Jürgen Heinrichs zu den neuesten Ankündigungen des Projektentwicklers Schneider:
Doch noch Rettung für die Bauruine Stadthalle? Nein, nur ein weiterer unseriöser Versuch des Projektentwicklers Hermann-Josef Schneider, die Verantwortlichen der Stadt wieder einmal am Führring durch die politische Arena zu ziehen.
Während Bürgermeister Larue weiterhin die Strategie verfolgt, die unliebsamen Details der total missglückten städtischen Verträge mit Schneider vor der Öffentlichkeit zu verschweigen , produziert Schneider eine hoffentlich letzte Chimäre in Sachen Hotel-Finanzierung. Schneiders Manöver ist dieses Mal so durchsichtig, dass selbst der CDU-Fraktionvorsitzende Karl-Albert Eßer sich öffentlich wundert.
Projekt-Entwickler Schneider will jetzt die staatliche Bank KfW einspannen. Für sein neues Vorhaben hat er angeblich schon erste positive Signale aus dem Bundeswirtschaftsministerium.
Doch Schneiders Visionen entlarven sich schnell als ein weiteres Ablenkungsmanöver. Schneider spricht von einer Haftungsfreistellung von 90%, d.h. es blieben nur 1,5 Millionen Euro als Risiko für die Sparkasse. Richtig ist, dass die EU-Richtlinien in der Regel eine Haftungsfreistellung von 80% vorsehen und damit -sollte die staatliche KfW tatsächlich ohne Bürgschaft der Stadt kreditwillig sein- ein ungedeckter Betrag von 3 Millionen Euro auf die Stadt bzw. die Stadtsparkasse zukäme.Warum hinterlegt der Projektentwickler nicht einfach diese Summe als Sicherheit bei der Sparkasse?
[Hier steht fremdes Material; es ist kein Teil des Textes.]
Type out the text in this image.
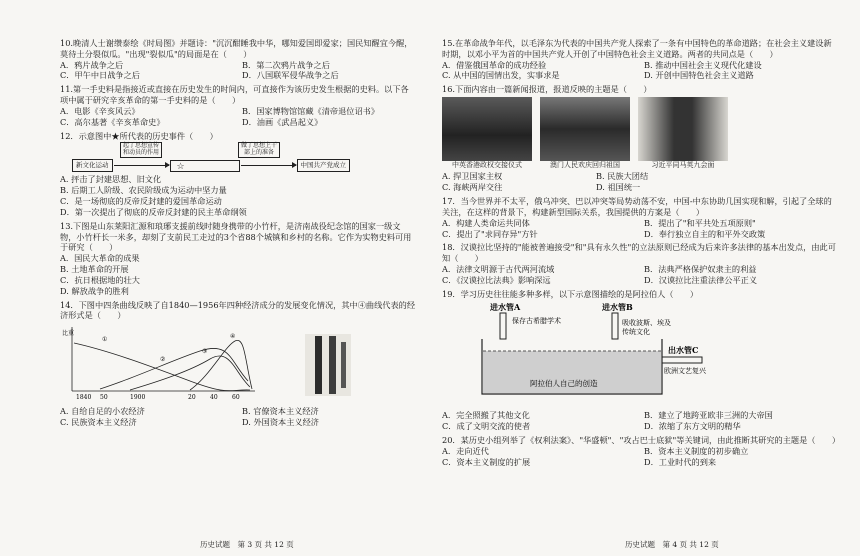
10.晚清人士谢缵泰绘《时局图》并题诗："沉沉酣睡我中华，哪知爱国即爱家；国民知醒宜今醒，莫待土分裂似瓜。"出现"裂似瓜"的局面是在（　　）
A．鸦片战争之后	B．第二次鸦片战争之后
C．甲午中日战争之后	D．八国联军侵华战争之后
11.第一手史料是指接近或直接在历史发生的时间内，可直接作为该历史发生根据的史料。以下各项中属于研究辛亥革命的第一手史料的是（　　）
A．电影《辛亥风云》	B．国家博物馆馆藏《清帝退位诏书》
C．高尔基著《辛亥革命史》	D．油画《武昌起义》
12．示意图中★所代表的历史事件（　　）
起了思想宣传
和动员的作用
做了思想上干
部上的准备
新文化运动	☆	中国共产党成立
A. 抨击了封建思想、旧文化
B. 后期工人阶级、农民阶级成为运动中坚力量
C．是一场彻底的反帝反封建的爱国革命运动
D．第一次提出了彻底的反帝反封建的民主革命纲领
13.下图是山东莱阳汇源和琅琊支援前线时随身携带的小竹杆，是济南战役纪念馆的国家一级文物，小竹杆长一米多，却刻了支前民工走过的3个省88个城镇和乡村的名称。它作为实物史料可用于研究（　　）
A．国民大革命的成果
B. 土地革命的开展
C．抗日根据地的壮大
D. 解放战争的胜利
14．下图中四条曲线反映了自1840—1956年四种经济成分的发展变化情况，其中④曲线代表的经济形式是（　　）
比重
1840 50	1900	20 40 60
①
②
③
④
A. 自给自足的小农经济	B. 官僚资本主义经济
C. 民族资本主义经济	D. 外国资本主义经济
历史试题　第 3 页 共 12 页
15.在革命战争年代，以毛泽东为代表的中国共产党人探索了一条有中国特色的革命道路；在社会主义建设新时期，以邓小平为首的中国共产党人开创了中国特色社会主义道路。两者的共同点是（　　）
A．借鉴俄国革命的成功经验	B. 推动中国社会主义现代化建设
C. 从中国的国情出发，实事求是	D. 开创中国特色社会主义道路
16.下面内容由一篇新闻报道，报道反映的主题是（　　）
中英香港政权交接仪式	澳门人民欢庆回归祖国	习近平同马英九会面
A. 捍卫国家主权	B. 民族大团结
C. 海峡两岸交往	D. 祖国统一
17．当今世界并不太平，俄乌冲突、巴以冲突等局势动荡不安，中国-中东协助几国实现和解，引起了全球的关注，在这样的背景下，构建新型国际关系，我国提供的方案是（　　）
A．构建人类命运共同体	B．提出了"和平共处五项原则"
C．提出了"求同存异"方针	D．奉行独立自主的和平外交政策
18．汉谟拉比坚持的"能被普遍接受"和"具有永久性"的立法原则已经成为后来许多法律的基本出发点，由此可知（　　）
A．法律文明源于古代两河流域	B．法典严格保护奴隶主的利益
C．《汉谟拉比法典》影响深远	D．汉谟拉比注重法律公平正义
19．学习历史往往能多种多样，以下示意图描绘的是阿拉伯人（　　）
进水管A	进水管B
保存古希腊学术	吸收波斯、埃及
传统文化
阿拉伯人自己的创造
出水管C
欧洲文艺复兴
A．完全照搬了其他文化	B．建立了地跨亚欧非三洲的大帝国
C．成了文明交流的使者	D．浓缩了东方文明的精华
20．某历史小组列举了《权利法案》、"华盛顿"、"攻占巴士底狱"等关键词，由此推断其研究的主题是（　　）
A．走向近代	B．资本主义制度的初步确立
C．资本主义制度的扩展	D．工业时代的到来
历史试题　第 4 页 共 12 页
Bei dem von ihm prognostizierten wirtschaftlichen Erfolg des Hotelprojekts dürfte das für ihn doch kein Problemn sein.
Den Sparkassenkunden kann man nur gratulieren zu der Vorsicht ihres Vorstandes. Dieser Herr Schneider selber ist wieder einmal mittellos und kann auch keinen liquiden Bürgen auftreiben. Alles wie gehabt. Was bleibt ist der Versuch, die poltitische Idee eines 4-Sterne Hotels , für die kein privater Investor gefunden werden kann , letztlich auf "Teufel komm raus" mit öffentlichen Mitteln zu realisieren. Sollte sich auch der Bertrieb des Hotels später. als unwirtschaftlich erweisen, müsste die Stadt wahrscheinlich auch noch als Betreiber einspringen. Ein Fass ohne Boden.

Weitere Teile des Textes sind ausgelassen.